Because the liquid is incompressible and contained in the vessel, this displaced volume must cause the liquid level in the annular region (area $S-s$) to rise by a height $h$.
$$ \text{Volume Down} = \text{Volume Up} $$ $$ s \cdot y = (S – s) \cdot h $$ Therefore, the rise in liquid level is: $$ h = \frac{s}{S – s} y $$

The buoyant force is determined by the total volume of the cylinder submerged.

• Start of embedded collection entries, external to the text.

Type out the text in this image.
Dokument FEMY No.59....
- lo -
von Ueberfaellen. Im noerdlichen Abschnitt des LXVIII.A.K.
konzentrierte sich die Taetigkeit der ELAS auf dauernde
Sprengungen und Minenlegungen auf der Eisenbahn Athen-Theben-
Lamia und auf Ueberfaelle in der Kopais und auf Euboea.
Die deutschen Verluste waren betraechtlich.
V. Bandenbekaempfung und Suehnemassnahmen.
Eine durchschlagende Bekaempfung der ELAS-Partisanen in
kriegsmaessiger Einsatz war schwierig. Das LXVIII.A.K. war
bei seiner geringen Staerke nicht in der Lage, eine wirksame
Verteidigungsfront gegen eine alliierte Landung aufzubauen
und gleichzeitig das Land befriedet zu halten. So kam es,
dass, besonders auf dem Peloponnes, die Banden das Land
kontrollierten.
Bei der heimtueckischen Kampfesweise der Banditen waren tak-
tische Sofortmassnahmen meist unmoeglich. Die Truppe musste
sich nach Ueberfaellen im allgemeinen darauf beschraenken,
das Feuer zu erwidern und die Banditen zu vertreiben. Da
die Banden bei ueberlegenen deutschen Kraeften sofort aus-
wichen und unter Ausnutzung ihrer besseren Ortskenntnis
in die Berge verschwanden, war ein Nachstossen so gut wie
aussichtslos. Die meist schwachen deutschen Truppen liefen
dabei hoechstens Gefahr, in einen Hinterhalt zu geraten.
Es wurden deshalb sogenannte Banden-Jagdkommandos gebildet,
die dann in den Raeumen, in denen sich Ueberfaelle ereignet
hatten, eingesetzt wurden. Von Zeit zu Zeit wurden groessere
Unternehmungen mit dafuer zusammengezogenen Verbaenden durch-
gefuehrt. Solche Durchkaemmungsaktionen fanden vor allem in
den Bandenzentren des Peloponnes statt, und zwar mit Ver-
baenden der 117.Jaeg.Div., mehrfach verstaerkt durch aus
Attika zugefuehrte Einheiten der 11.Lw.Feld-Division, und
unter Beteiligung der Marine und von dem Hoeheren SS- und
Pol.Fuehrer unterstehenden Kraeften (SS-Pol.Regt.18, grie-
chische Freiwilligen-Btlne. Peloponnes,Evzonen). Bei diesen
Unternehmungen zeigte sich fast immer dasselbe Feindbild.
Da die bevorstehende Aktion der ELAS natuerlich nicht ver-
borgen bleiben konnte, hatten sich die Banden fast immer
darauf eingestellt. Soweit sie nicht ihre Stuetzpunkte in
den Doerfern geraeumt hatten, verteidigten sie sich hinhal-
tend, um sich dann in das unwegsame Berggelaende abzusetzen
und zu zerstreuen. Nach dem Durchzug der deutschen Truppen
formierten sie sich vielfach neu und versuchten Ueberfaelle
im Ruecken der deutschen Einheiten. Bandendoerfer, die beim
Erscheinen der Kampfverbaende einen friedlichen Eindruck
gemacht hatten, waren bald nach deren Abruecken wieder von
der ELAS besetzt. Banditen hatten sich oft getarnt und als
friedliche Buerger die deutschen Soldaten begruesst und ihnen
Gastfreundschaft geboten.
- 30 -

Compared to the equilibrium position, the cylinder is deeper by $y$, AND the water level around it is higher by $h$.
Total increase in submerged depth = $y + h$.
Substituting $h$: $$ \text{Total extra depth} = y + \frac{s}{S – s} y = y \left( 1 + \frac{s}{S – s} \right) $$ $$ = y \left( \frac{S – s + s}{S – s} \right) = y \left( \frac{S}{S – s} \right) $$

The additional buoyant force acts upwards, serving as the restoring force. $$ F_{restoring} = – (\text{density}) \cdot g \cdot (\text{extra submerged volume}) $$ $$ F = – \rho g \cdot s \cdot (\text{Total extra depth}) $$ $$ F = – \rho g s \left[ y \left( \frac{S}{S – s} \right) \right] $$ Applying Newton’s Second Law ($F_{net} = ma$): $$ m a = – \left( \frac{\rho g s S}{S – s} \right) y $$ $$ a = – \left[ \frac{\rho g s S}{m(S – s)} \right] y $$

This equation is in the standard form for Simple Harmonic Motion, $a = -\omega^2 y$.
Identifying the term for $\omega^2$: $$ \omega^2 = \frac{\rho g s S}{m(S – s)} $$ Taking the square root gives the angular frequency: $$ \omega = \sqrt{\frac{\rho g s S}{m(S – s)}} $$